A couple of data notes on high prices. First, as is known to anyone who pays attention to the news, America is a flagrant outlier when it comes to medical spending. According to Petersen-KFF, in 2023 the US spent $13,432 per person on health care, or roughly 16 percent of per capita GDP. Countries like France and Japan, to cite just two examples, have better health outcomes than ours. But France only needs to spend $7,136 per person or roughly 12 percent of per capita GDP to generate those better outcomes. In Japan, the figures are $5,640 per person and 11 percent of per capita GDP. Both France and Japan, it might be noted, are “mixed” health care systems to a large degree unlike the public sector-dominated systems in places like the UK or Canada. I don’t necessarily oppose what used to be called “socialized medicine” or what Bernie Sanders called “Medicare for all.” But to get better health care access at lower prices, countries like France and Japan show we don’t even need to go there. 

Second, as is perhaps less widely known, health care prices, while high across the US, vary so widely by region as to seem arbitrary. In researching this essay, I found the great website “FAIR Health,” which documents prices by procedure by US zip code. You can pick your procedure, but one that interested me as perhaps relatable was vaginal childbirth. It turns out that if you are uninsured, this procedure would cost you $8,734 in the Sacramento area, to which you might add an additional $5,153 for anesthesia. But if you lived near Pasadena in Southern California, your hospital would bill you only $4,728 for vaginal childbirth. The bill for anesthesia would be higher though, at $6,069. Maybe obstetricians in Sacramento are almost twice as effective as those in Pasadena, but Sacramento anesthesiologists are slightly less effective? 

We know, of course, that the answer to this question is that both obstetricians and anesthesiologists are marvelously effective in both places. Health care across the developed world is a modern miracle, including here in the US. Moreover, in my experience, providers tend to be intelligent, well-trained, and kind human beings at a personal level. I am married to one, after all. It’s too bad that high and seemingly arbitrary prices so severely delegitimize the system US health providers work within, and even worse that the burdens of these high prices are felt so unequally, with wealthier people bearing hardly any burden at all. 

Meanwhile, the most vulnerable members of society, like the Medicaid patients so eloquently described in this article, are subject to constant financial threat and stress related to health care access; threat and stress that Republican legislators and President Trump are purposely increasing. I repeat this: they are doing it on purpose. 
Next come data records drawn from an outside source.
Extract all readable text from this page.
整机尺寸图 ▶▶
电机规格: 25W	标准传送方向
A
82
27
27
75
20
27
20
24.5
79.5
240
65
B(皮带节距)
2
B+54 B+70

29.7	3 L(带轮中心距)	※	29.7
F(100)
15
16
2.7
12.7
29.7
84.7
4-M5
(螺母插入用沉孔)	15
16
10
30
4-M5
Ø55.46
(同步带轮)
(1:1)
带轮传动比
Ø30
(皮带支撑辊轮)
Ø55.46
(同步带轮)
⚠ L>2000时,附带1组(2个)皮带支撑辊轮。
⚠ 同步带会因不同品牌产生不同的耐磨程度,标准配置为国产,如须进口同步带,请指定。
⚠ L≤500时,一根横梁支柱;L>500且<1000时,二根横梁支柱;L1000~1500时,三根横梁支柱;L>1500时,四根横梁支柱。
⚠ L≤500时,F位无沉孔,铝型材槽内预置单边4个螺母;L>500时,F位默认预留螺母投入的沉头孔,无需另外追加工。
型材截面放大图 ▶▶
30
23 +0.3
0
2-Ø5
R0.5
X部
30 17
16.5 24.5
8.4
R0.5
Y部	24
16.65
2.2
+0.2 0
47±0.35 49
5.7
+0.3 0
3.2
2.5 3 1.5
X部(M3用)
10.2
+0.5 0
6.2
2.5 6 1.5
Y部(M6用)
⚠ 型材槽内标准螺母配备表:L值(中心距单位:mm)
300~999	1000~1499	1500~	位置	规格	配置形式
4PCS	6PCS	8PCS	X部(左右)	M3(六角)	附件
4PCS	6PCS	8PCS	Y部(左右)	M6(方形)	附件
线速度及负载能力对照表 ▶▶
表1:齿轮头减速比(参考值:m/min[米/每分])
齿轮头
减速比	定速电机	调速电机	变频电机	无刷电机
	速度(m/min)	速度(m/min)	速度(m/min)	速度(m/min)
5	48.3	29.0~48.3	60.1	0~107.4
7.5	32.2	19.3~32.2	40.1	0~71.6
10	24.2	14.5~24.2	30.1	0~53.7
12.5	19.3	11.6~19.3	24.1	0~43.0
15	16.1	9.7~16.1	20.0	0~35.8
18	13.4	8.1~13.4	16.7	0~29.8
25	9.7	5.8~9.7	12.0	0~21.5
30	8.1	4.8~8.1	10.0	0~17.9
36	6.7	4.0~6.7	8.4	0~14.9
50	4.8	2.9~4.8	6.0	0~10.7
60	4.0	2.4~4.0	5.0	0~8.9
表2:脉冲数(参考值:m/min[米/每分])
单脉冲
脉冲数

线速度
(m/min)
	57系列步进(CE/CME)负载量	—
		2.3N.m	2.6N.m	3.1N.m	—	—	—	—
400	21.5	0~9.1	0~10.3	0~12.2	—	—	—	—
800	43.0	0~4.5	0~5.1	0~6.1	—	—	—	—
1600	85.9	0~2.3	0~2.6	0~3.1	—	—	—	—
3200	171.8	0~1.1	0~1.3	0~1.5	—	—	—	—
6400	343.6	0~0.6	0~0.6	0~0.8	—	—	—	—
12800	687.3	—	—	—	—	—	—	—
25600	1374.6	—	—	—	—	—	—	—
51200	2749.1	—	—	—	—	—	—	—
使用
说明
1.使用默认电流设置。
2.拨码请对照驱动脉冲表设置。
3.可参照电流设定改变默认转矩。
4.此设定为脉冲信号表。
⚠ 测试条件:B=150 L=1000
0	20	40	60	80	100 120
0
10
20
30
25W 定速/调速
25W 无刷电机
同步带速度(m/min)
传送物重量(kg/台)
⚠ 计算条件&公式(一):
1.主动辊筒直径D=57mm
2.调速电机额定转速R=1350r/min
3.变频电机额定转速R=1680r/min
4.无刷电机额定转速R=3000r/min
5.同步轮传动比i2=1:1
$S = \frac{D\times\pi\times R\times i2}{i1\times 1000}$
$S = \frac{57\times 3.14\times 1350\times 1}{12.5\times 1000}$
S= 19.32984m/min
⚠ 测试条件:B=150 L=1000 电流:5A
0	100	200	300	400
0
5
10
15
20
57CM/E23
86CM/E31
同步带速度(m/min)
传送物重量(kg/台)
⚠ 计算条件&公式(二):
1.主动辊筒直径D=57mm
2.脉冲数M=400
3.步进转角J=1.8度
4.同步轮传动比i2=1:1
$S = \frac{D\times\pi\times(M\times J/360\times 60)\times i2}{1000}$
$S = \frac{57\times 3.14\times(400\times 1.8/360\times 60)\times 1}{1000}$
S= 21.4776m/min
But their actions take place in a context where not just Republicans politicians but also a great many citizens seem to find it awfully comfortable not to confront the pricing structures that deform the American health care industry. Maybe this should not be surprising. These same pricing structures are defended by a lot of organized lobbies and generate a lot of income for “nice” middle- and upper middle-class voters. (See this study by the Commonwealth Fund on how excess US health care spending is distributed to administrative costs of insurance, administrative costs borne by providers, high provider salaries, high drug prices, and other cost drivers mostly absent in countries not afflicted by American health care exceptionalism.)

Owning high prices as an opportunity

This post has had a bit of the quality of a rant. I apologize if it’s been too much. Chemotherapy has me in a more agitated state of mind than usual, at least when I am not exhausted and even sometimes then. This too shall pass. 

The consequences of the awful “big beautiful bill,” by contrast, are unlikely to pass anytime soon. But new opportunities will one day come, once the fundamentally-unfit-human-now-president leaves the White House, as must happen eventually. When this does take place, I wonder whether the work of figuring out how to provide universal health care access under a less inflated price regime might end up at the center of a true abundance agenda; a new politics of shared American prosperity.